Abstract

Introduction: Remote monitoring of ICUs (tele-ICU) can improve mortality, ICU length of stay and costs. However, little is known about the implementation process, structure and cost of tele-ICU programs, with a recent study reporting estimated first year implementation and operational costs of $50-100,000 per monitored bed. Methods: The Fairview tele-ICU program provides remote critical care services to five Fairview hospitals in Minnesota with the tele-hub located at the University of Minnesota Medical Center (UMMC), a major teaching hospital. A 24/7 critical care nurse staffs the hub. Since the tele-ICU physician workload is low during the day, the daytime MICU and SICU attending at UMMC alternates weeks of coverage. At night, an intensivist, from the Surgery, Medicine, or Anesthesia Departments, provides tele-physician services while also serves as the in-house faculty intensivist for the MICU and SICU services and their residents. All remote ICUs allow "full treatment as necessary" by the tele-intensivist. All tele-RNs and MDs maintain active bedside ICU practices and the majority of the tele-intensivists also attend in 1 or 2 of the remote ICUs.
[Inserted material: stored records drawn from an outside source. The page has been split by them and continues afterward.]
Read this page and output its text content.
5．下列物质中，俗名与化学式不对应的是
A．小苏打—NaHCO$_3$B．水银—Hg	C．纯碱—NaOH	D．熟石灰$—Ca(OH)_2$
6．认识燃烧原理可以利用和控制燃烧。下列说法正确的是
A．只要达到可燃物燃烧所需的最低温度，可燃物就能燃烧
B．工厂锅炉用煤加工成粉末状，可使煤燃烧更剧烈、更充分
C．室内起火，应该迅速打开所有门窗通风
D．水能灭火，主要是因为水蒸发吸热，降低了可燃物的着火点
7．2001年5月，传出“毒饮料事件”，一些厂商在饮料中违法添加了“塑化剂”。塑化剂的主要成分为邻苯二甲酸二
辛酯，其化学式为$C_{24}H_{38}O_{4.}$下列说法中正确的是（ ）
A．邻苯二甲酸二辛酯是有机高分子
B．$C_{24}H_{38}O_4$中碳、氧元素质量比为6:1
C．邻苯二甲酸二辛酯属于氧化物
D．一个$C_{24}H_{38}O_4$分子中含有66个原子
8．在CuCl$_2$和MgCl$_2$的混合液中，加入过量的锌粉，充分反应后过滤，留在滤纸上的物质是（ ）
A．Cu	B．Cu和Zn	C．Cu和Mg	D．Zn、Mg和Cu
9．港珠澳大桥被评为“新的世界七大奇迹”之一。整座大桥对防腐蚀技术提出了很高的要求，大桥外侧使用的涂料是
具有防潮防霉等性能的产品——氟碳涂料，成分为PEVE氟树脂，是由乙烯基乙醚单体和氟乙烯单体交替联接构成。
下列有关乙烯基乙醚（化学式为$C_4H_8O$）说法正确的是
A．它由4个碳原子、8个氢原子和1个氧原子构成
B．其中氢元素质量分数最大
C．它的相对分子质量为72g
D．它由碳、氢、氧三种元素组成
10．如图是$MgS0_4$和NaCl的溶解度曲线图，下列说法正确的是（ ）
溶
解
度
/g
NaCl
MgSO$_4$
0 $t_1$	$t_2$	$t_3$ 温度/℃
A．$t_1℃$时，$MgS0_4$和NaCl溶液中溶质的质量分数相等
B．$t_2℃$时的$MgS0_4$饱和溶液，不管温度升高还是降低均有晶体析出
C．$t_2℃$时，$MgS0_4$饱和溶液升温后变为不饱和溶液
We developed a tele-ICU module within the EPIC electronic medical record (Verona, WI) complemented by SpaceLabs monitors (Snoqualmie, WA) and used local vendors to install 2-way video equipment in each patient room. Results: In 2012, we monitored 54 ICU-beds remotely. The average daily census was 32.6 patients with 16,973 patient-days per year monitored. Another 17,433 patient-days (average daily census of 36.8 patients) were cared for by the same team directly in the ICUs at UMMC. The initial capital cost of the tele-ICU was $1,186,220. The annual operational cost is $2,495,345, 99% of which is physician, nurse and administrative salary and benefits. There are no commercial licensing fees. 66% of the cost is paid by UMMC (because of the physician services providing overnight in-house coverage, defrayed by billable services) which decreases first year implementation and operational costs to $47,893 per bed, and annual operating cost to the remote sites of $25,926 per bed. Conclusions: A modest-sized tele-ICU system can be built and staffed for substantially less cost than previously reported. We achieved this by using a single EMR with "off the shelf" technology, avoiding licensing fees and subsidizing the intensivists' cost by combining face-to-face, billable care at UMMC with tele-ICU responsibilities.